Highlights from MS IT
Robotics is an exciting subject that combines science, technology, engineering, and math. The students at SIS have a chance to learn and build their skills and knowledge about robotics. They build and program the robot to do specific tasks, such as detecting colors, detecting objects, following a black line, etc. Several students from grades 6 and 7 will be joining the Open Robotics Competition on April 30th – May 2nd, 2019. These students have been diligently brushing up on their programming skills during the workshops on Saturdays. As challenges are presented, students have to find ways to solve the problems in the challenges.
It has been an exciting second semester for the middle school computing classes. Students in grade 6 are learning the basics of graphic design using GIMP and learning essential digital skills using Common Sense Media and Google’s Applied Digital Skills lessons. In grade 8, students continue to learn how to develop 2D games using Unity. They finished working on a Pinball Game project where they attempted to simulate physical motions that happen in real life. Just like things in real life will follow the laws of physics as they move, bounce, and crash together, students were able to build their pinball simulation game using physics to give realistic behavior.

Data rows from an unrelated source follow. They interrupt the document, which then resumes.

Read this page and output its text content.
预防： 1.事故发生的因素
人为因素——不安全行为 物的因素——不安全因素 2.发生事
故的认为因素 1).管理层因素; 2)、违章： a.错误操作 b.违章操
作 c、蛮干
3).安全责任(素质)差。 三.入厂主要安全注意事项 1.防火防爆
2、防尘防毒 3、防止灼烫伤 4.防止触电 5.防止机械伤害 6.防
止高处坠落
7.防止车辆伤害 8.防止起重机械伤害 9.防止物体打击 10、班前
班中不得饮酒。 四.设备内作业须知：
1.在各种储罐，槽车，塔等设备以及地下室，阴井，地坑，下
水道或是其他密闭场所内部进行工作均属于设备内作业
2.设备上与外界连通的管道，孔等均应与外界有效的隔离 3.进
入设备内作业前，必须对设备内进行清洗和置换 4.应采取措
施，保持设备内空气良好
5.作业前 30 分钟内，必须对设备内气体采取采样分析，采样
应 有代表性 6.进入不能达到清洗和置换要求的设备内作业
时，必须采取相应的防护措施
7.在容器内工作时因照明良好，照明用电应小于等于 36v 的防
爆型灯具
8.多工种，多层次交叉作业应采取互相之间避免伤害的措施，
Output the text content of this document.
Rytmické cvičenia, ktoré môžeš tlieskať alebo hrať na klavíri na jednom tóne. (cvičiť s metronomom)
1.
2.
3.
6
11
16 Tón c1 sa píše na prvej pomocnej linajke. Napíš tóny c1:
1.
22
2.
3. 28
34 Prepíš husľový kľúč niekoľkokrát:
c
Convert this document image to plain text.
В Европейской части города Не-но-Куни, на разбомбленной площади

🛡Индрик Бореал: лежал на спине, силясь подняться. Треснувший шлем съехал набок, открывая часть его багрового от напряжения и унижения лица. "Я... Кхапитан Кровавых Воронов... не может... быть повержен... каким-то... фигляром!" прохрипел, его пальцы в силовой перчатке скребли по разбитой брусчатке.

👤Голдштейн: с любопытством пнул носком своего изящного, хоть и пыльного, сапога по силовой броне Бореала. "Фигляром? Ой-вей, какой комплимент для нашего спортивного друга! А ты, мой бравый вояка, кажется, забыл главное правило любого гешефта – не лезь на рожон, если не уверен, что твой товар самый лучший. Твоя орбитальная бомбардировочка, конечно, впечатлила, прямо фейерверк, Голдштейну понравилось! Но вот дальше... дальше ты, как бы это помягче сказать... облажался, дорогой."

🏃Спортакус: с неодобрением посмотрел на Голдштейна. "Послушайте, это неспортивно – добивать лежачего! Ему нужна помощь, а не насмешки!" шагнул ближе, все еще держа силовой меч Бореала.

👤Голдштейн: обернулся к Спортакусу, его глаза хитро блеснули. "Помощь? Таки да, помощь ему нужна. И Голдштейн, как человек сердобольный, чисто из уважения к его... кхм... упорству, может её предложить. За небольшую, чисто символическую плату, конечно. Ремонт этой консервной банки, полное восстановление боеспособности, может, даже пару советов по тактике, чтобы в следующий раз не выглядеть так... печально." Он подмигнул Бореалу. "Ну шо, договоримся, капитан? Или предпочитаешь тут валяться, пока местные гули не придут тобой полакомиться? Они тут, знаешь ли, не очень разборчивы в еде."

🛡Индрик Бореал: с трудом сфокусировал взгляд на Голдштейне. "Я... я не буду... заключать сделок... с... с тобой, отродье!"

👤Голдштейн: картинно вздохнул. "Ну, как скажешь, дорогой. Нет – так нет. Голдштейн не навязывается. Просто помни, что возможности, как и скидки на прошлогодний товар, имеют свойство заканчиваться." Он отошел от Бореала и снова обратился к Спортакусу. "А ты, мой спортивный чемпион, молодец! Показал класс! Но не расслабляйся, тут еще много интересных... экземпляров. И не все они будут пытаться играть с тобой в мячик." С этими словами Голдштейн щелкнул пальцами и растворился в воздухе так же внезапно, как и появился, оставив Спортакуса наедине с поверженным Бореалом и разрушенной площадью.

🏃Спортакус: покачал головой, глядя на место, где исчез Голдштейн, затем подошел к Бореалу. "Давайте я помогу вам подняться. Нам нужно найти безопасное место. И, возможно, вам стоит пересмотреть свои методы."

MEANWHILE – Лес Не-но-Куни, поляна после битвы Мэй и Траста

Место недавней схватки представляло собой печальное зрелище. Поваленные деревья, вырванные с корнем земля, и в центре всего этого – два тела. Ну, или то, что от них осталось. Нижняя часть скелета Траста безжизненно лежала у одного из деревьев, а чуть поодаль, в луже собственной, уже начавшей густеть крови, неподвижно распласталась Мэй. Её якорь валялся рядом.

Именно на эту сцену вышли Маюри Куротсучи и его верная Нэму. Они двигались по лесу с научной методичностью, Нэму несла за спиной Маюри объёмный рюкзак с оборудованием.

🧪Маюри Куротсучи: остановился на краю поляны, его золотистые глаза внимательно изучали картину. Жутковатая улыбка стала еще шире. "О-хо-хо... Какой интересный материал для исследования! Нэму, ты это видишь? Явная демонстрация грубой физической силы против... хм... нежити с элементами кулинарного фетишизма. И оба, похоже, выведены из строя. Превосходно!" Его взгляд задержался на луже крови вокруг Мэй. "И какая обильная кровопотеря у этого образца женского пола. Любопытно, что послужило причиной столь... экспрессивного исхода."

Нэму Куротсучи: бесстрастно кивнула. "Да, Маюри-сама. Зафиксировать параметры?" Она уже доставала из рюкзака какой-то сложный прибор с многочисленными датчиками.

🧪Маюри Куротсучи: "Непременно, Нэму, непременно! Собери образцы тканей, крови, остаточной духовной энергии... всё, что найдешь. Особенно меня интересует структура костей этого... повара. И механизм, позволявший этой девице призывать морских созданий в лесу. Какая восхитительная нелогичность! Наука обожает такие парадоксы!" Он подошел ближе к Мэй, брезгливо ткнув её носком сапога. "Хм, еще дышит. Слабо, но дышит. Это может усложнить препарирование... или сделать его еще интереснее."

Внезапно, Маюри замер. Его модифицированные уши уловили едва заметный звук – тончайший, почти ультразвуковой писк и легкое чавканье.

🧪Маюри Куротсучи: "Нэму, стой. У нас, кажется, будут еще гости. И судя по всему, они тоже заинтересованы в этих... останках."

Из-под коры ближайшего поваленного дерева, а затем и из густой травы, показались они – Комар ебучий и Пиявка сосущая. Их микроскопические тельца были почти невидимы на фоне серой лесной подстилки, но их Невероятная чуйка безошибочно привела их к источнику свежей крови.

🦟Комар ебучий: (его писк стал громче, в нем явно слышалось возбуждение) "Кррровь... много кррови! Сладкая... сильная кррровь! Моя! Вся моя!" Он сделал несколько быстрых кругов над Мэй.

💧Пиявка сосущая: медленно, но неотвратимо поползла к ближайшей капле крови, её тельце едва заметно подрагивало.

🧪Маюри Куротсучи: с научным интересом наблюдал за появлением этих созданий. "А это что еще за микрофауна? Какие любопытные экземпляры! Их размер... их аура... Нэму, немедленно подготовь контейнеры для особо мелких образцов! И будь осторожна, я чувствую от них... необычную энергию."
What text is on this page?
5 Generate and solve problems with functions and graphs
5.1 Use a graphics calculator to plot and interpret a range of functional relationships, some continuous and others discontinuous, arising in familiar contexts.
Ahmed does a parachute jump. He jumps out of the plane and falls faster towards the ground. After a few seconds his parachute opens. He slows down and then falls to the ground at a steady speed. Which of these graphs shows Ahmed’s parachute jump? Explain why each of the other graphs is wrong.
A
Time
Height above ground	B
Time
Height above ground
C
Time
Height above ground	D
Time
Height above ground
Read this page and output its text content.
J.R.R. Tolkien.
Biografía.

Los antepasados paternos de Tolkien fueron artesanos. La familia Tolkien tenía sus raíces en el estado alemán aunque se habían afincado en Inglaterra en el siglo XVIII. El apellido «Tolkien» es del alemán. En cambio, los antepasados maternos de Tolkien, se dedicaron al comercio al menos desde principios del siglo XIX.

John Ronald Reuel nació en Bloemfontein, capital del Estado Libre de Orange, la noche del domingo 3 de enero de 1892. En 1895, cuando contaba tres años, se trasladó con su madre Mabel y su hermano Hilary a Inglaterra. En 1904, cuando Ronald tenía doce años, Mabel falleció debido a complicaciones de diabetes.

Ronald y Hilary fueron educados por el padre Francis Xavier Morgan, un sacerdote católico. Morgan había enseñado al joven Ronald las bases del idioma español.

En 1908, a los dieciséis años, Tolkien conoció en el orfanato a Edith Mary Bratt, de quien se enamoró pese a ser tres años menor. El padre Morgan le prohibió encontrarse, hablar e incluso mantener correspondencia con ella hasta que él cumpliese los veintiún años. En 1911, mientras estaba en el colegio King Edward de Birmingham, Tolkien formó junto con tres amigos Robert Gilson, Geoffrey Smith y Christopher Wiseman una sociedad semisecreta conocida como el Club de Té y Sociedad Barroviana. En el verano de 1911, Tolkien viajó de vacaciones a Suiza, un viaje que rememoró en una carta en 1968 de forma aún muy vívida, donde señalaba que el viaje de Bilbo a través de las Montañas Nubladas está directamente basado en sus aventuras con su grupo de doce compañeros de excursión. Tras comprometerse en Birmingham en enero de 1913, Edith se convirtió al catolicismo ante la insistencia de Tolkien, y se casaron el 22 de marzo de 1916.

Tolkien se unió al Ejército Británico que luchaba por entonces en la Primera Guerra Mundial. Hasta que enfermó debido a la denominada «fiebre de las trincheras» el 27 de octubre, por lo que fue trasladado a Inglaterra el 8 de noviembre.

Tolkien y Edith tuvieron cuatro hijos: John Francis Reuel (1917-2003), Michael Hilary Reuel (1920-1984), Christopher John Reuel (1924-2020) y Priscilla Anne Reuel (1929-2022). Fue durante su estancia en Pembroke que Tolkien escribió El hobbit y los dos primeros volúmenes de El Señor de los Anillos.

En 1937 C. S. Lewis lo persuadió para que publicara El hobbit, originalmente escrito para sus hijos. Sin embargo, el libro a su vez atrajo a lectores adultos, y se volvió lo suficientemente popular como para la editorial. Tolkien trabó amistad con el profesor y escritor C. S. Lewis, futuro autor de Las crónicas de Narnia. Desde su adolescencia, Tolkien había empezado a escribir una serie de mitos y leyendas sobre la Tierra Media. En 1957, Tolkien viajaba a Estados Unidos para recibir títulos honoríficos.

It has been a busy 3rd Quarter for the Science Department. A lot of learning has been taking place and all the students are ready to complete their course work. We are fortunate to have students who persevere even when science concepts can be difficult to understand. Our students are adept in using technologies as part of scientific inquiry and in communicating their learning. The students are provided with the opportunities to make them enlightened thinkers in the field of science.
Grade 9 Biology
Grade 9 Biology students conducting investigation on Plant Pigments and Photosynthesis. In this lab activity, students use chromatography to determine whether a red-leafed plant has the same pigments as a green-leafed plant. Pigments make photosynthesis possible by converting energy from the sun into energy that is stored in food.
AP Biology students designing and conducting investigation on cell transport. In this experiment, students create models of living cells using dialysis tubing. Dialysis tubing is made from a material that is selectively permeable and is used in the hospital to give intravenous fluids to patients suffering from kidney failure.
It has been a busy and challenging year for the AP Physics 1 students. At this point, students are expected to have cultivated their understanding of physics through inquiry-based investigations as they explored the topics: kinematics; dynamics; circular motion and gravitation; energy; momentum; simple harmonic motion; torque and rotational motion. The students are now in midst of learning about mechanical waves and sound. They will then proceed to learn about electric charge, electric force and direct current circuits.
General Chemistry has just finished covalent bonding and using molecular models to build covalent compounds. Currently they are beginning the quantitative section of chemistry using measurements of matter conversion factors. They will continue on to types of chemical reactions and stoichiometry.
General Physics has completed circular motion and gravitational forces and are now using this along with their past knowledge of work and power to calculate the ideal and actual mechanical advantages of simple machines. They will apply their knowledge when they build and test the different types of pulleys, inclined planes and levers.
AP Chemistry is currently working on Solutions and Intermolecular Forces. Part of their study included laboratory work that investigated the chromatography of food dyes and acid base titrations. Their next topic of study will be chemical kinetics, where they will look at reaction rates and the factors associated with them.